Di saat mahasiswa fakultas lain, atau bahkan mahasiswa kedokteran universitas lain sedang asyik menikmati liburannya, atau bingung liburannya mau dihabiskan untuk apa saja, atau malah sudah mulai bosan berlibur, kami masih setia menghuni sebuah kecamatan di Sumedang: Jatinangor. Menurut jadwal, ini adalah hari ujian terakhir kami, seandainya kami tidak remedial. Ujian itu bernama OSCE.

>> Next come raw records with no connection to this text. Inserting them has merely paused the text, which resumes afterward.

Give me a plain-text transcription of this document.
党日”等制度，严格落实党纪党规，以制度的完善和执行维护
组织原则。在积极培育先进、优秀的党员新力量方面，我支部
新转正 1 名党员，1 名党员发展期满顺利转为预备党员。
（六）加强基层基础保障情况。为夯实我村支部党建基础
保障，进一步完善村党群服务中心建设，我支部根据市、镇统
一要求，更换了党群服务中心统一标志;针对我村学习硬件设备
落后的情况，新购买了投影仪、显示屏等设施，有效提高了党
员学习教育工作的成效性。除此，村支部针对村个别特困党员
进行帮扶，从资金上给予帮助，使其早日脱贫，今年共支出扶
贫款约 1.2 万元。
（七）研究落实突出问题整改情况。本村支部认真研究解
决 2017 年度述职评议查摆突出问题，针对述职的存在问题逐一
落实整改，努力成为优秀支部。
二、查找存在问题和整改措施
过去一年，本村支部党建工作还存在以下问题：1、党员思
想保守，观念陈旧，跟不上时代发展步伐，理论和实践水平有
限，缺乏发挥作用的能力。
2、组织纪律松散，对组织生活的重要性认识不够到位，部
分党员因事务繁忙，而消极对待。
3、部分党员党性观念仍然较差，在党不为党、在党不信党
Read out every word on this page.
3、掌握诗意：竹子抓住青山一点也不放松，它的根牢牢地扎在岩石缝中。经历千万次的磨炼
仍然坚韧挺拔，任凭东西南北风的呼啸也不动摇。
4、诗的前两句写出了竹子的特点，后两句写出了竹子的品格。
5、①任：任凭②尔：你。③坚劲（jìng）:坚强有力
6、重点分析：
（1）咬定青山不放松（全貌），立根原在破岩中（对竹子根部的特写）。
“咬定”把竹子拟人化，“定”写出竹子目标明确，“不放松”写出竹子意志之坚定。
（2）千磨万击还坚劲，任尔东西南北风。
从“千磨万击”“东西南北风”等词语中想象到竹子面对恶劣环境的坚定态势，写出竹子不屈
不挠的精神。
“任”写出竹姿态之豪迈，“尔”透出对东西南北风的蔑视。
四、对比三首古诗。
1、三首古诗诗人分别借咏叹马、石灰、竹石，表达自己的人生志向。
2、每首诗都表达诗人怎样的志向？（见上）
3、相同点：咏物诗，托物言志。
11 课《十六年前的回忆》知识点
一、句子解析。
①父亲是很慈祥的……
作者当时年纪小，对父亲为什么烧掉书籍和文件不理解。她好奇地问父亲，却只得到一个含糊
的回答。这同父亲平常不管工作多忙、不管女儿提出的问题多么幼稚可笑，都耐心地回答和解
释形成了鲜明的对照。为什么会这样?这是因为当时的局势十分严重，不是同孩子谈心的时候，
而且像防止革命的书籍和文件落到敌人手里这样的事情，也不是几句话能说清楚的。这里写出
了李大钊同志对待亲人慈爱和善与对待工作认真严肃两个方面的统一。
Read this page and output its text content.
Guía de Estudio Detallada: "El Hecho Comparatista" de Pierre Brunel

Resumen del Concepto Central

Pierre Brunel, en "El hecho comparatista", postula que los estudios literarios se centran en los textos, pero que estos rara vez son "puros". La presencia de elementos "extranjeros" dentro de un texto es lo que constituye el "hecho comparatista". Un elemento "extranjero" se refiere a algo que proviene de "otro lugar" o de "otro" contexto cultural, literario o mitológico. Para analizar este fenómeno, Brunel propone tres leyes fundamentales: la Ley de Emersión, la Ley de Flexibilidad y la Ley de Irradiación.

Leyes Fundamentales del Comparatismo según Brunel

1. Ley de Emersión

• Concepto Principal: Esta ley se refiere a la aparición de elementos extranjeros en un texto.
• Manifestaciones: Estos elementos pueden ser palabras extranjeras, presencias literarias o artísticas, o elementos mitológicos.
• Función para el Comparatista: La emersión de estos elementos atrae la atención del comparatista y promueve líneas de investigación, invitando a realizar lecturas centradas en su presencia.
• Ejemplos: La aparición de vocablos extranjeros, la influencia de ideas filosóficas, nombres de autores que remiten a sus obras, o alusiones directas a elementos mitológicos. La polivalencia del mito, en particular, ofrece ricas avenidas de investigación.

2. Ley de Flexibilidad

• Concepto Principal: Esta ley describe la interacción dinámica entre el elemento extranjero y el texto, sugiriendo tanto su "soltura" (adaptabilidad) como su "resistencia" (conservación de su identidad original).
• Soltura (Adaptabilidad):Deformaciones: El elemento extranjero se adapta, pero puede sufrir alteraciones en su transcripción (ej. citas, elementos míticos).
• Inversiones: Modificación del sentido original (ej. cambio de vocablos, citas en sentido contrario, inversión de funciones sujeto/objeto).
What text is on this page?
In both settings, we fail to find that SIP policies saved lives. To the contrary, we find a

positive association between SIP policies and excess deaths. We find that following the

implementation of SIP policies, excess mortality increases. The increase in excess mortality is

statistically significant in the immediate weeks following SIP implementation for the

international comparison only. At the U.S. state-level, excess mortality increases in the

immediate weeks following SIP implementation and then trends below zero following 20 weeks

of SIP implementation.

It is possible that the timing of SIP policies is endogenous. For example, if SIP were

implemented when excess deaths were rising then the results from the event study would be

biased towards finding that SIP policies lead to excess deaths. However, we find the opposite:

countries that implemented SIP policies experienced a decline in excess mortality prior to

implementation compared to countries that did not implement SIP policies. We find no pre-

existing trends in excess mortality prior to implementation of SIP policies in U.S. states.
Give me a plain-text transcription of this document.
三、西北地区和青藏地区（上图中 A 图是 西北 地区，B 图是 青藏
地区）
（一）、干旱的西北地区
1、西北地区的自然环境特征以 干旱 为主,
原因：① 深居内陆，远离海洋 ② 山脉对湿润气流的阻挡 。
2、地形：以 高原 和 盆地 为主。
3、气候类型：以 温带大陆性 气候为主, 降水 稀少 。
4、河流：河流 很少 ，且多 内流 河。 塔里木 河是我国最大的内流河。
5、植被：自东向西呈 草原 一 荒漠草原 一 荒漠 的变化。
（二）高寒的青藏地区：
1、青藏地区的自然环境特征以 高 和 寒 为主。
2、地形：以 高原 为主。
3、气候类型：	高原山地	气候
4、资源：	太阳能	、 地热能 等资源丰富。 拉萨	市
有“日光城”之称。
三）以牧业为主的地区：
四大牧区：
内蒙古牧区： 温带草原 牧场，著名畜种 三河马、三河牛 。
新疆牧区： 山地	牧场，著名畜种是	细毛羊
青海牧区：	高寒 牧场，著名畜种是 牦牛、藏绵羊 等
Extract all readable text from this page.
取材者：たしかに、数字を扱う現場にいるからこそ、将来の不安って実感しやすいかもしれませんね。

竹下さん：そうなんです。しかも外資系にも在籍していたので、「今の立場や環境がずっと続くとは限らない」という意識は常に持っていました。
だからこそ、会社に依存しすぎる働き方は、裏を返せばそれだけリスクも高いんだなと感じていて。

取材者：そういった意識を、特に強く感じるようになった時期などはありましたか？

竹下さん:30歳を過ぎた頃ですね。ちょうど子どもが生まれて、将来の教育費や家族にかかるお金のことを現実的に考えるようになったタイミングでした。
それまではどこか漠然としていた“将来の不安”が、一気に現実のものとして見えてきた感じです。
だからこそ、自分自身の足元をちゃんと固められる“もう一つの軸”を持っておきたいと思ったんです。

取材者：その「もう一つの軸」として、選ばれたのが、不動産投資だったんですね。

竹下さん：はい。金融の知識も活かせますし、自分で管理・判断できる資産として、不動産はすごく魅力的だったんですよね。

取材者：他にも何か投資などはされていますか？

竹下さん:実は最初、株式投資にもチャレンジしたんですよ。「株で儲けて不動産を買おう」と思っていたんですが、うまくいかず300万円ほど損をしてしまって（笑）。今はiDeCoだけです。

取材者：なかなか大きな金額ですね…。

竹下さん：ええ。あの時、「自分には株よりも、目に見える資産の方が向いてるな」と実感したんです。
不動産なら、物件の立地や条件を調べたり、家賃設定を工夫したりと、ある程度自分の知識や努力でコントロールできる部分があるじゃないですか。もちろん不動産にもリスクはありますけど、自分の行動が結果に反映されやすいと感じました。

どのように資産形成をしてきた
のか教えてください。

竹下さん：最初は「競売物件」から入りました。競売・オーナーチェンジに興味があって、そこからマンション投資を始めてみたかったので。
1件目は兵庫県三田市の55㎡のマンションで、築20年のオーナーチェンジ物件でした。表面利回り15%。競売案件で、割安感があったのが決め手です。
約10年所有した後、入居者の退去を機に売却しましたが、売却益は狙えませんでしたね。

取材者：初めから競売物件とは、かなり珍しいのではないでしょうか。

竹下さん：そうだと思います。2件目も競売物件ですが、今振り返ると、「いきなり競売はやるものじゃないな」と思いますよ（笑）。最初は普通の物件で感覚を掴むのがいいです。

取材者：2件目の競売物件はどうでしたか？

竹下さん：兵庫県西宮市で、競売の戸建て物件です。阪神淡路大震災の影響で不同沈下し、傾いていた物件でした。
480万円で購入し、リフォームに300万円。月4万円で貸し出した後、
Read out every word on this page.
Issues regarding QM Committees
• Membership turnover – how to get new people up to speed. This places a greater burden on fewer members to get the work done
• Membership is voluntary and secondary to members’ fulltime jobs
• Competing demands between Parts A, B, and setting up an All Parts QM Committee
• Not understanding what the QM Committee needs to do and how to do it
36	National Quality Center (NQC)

OSCE merupakan kepanjangan dari Objective Structured Clinical Examination. Kalau SOOCA menguji apa yang kami dapatkan di kelas tutorial, OSCE menguji apa yang kami dapat dari clinical skill’s lab. Kalau saat SOOCA dilakukan pengundian tentang case mana yang kami dapat, di OSCE semua yang kami pelajari selama skill’s lab akan diujikan. Untuk tahun pertama, Alhamdulillah masih terdapat 8 station mengenai skill-skill kedokteran yang wajib kami kuasai, yaitu:
1.     Anamnesis
2.     General survey
3.     Vital sign examination
4.     Blood pressure examination
5.     Informed consent
6.     Microscope
7.     Helminth examination
8.     Route of drug administration

H-2 OSCE
Seperti biasa, saya masih belum panik… Di hari itu, saya dari pagi masih belajar sendiri, dan malamnya saya berniat menghampiri Nina di lantai bawah, wing kiri. Ternyata di sana ada OSCE-OSCE-an yang diikuti 8 orang (Nina, Fo, Hapsari, Nana, Elsa, Amel, Taza, Najmia), di mana sistemnya mereka melingkar dan berpindah searah jarum jam untuk setiap station. Sewaktu saya mau mengambil sesuatu di kamar, ternyata di lantai saya juga ada OSCE-OSCE-an di wing kiri. Dan karena mereka kekurangan penguji, saya yang jadi penguji di station informed consent.

H-1 OSCE
Seharian ini dapat dikatakan saya kembali meng-gabut yah… Alhamdulillah, ketika saya membutuhkan orang yang mau diajak OSCE-OSCE-an, tiba-tiba Sakinah nge-line saya dan bilang mau mencoba mengukur blood pressure. Akhirnya kami bergantian, dan saya mencoba mejelaskan direct wet slide untuk helminth examination. Setelah itu, saya kembali beristirahat dan tiba-tiba Agita mengetok kamar saya menawarkan OSCE-OSCE-an. Alhamdulillah, lumayan mendapat tambahan latihan 2 station lagi.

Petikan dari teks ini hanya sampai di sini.